Integrate x^3/2 divided by expression - using partial fractions perhaps

[Mustaq]

Homework Statement

Hi. My first post!
I'm trying to solve for where a is a constant:

∫ (x/a)^1/2*(x/(x-a)) dx

Homework Equations

See above

The Attempt at a Solution

I've tried integration by parts by setting u=(x/a)^1/2 but I end up having to solve ∫ (x/a)^1/2ln(x-a) - which I can't solve.
I've tried switching them around u=x/(x-a) and end up having to solve ∫x^3/2/(x-a)² - which I can't solve either.
I've thought of using partial fractions but run into x^3/2/(x-a)² which I can't do either.

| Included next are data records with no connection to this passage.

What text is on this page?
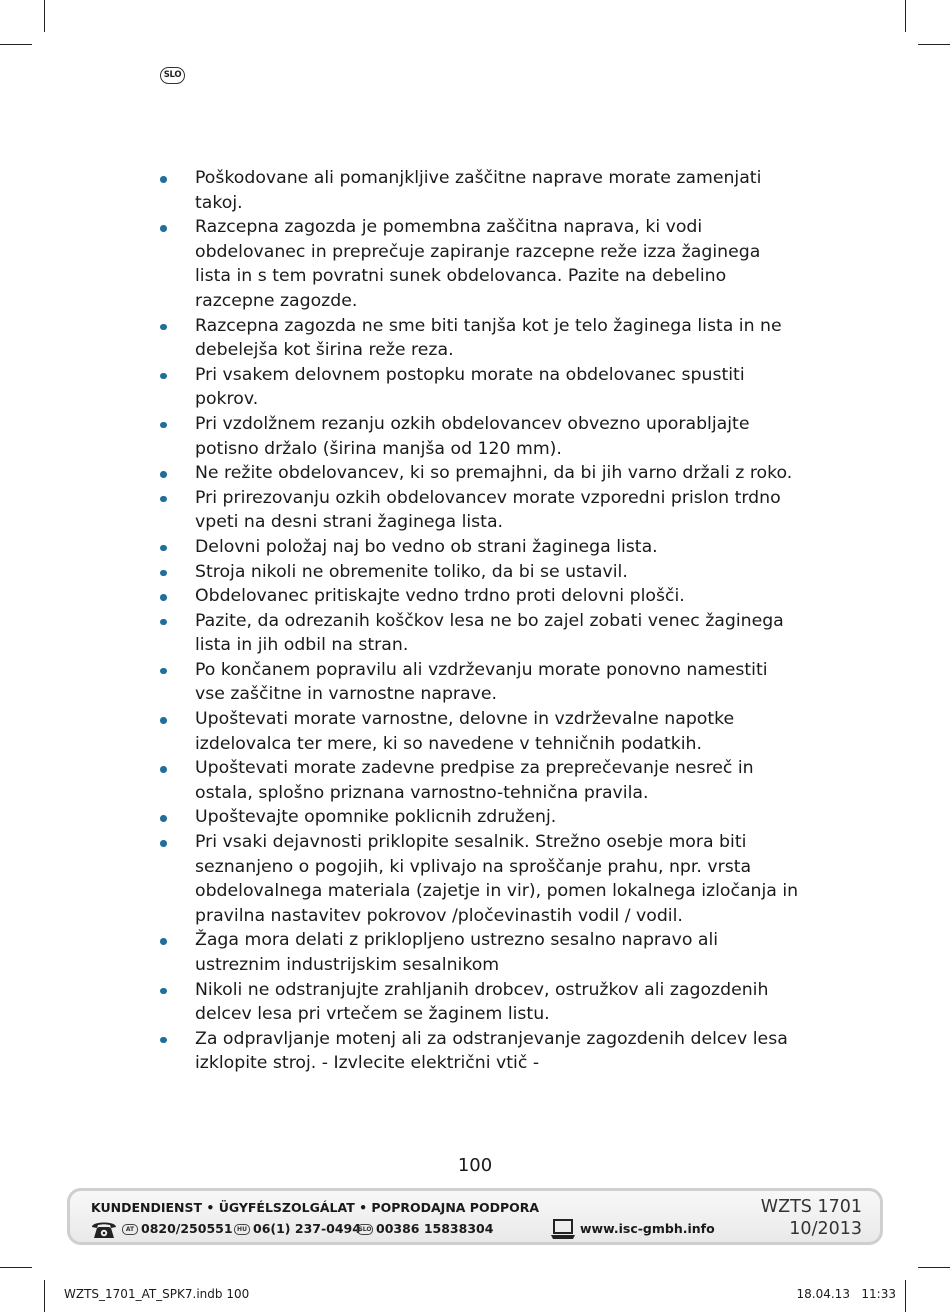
SLO
Poškodovane ali pomanjkljive zaščitne naprave morate zamenjati
takoj.
Razcepna zagozda je pomembna zaščitna naprava, ki vodi
obdelovanec in preprečuje zapiranje razcepne reže izza žaginega
lista in s tem povratni sunek obdelovanca. Pazite na debelino
razcepne zagozde.
Razcepna zagozda ne sme biti tanjša kot je telo žaginega lista in ne
debelejša kot širina reže reza.
Pri vsakem delovnem postopku morate na obdelovanec spustiti
pokrov.
Pri vzdolžnem rezanju ozkih obdelovancev obvezno uporabljajte
potisno držalo (širina manjša od 120 mm).
Ne režite obdelovancev, ki so premajhni, da bi jih varno držali z roko.
Pri prirezovanju ozkih obdelovancev morate vzporedni prislon trdno
vpeti na desni strani žaginega lista.
Delovni položaj naj bo vedno ob strani žaginega lista.
Stroja nikoli ne obremenite toliko, da bi se ustavil.
Obdelovanec pritiskajte vedno trdno proti delovni plošči.
Pazite, da odrezanih koščkov lesa ne bo zajel zobati venec žaginega
lista in jih odbil na stran.
Po končanem popravilu ali vzdrževanju morate ponovno namestiti
vse zaščitne in varnostne naprave.
Upoštevati morate varnostne, delovne in vzdrževalne napotke
izdelovalca ter mere, ki so navedene v tehničnih podatkih.
Upoštevati morate zadevne predpise za preprečevanje nesreč in
ostala, splošno priznana varnostno-tehnična pravila.
Upoštevajte opomnike poklicnih združenj.
Pri vsaki dejavnosti priklopite sesalnik. Strežno osebje mora biti
seznanjeno o pogojih, ki vplivajo na sproščanje prahu, npr. vrsta
obdelovalnega materiala (zajetje in vir), pomen lokalnega izločanja in
pravilna nastavitev pokrovov /pločevinastih vodil / vodil.
Žaga mora delati z priklopljeno ustrezno sesalno napravo ali
ustreznim industrijskim sesalnikom
Nikoli ne odstranjujte zrahljanih drobcev, ostružkov ali zagozdenih
delcev lesa pri vrtečem se žaginem listu.
Za odpravljanje motenj ali za odstranjevanje zagozdenih delcev lesa
izklopite stroj. - Izvlecite električni vtič -
100
KUNDENDIENST • ÜGYFÉLSZOLGÁLAT • POPRODAJNA PODPORA
AT 0820/250551 HU 06(1) 237-0494
SLO 00386 15838304	www.isc-gmbh.info
WZTS 1701
10/2013
WZTS_1701_AT_SPK7.indb 100	18.04.13 11:33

Any help gratefully received.
Thanks

 

[sunjin09]

The change of variable u=(x/a)^1/2 is very much solvable. Try it again.

 

[Mustaq]

So obvious. I was looking for something really complicated.
Let u = (x/a)^1/2
So x=au², dx/du=2au

First simplify:
∫(x/a)^1/2(x/(x-a)) dx
∫(x/a)^1/2( 1 + a/(x-a) ) dx

Substitute by u:
∫u( 1 + a/(au²-a) ) 2au du
2a∫u²( 1 + 1/(u²-1) ) du
2/3au³ + 2a∫u²/(u²-1) du
2/3au³ + 2a∫(1 + 1/(u²-1)) du
2/3au³ + 2au + aln( (u-1)/(u+1) )

Finally put back x and get required anaswer:
2/3(x³/a)^1/2 + 2(ax)^1/2 + aln( ((x/a)^1/2-1)/((x/a)^1/2+1) )

Thanks, for the hint which lead to the solution (was on it for weeks LOL)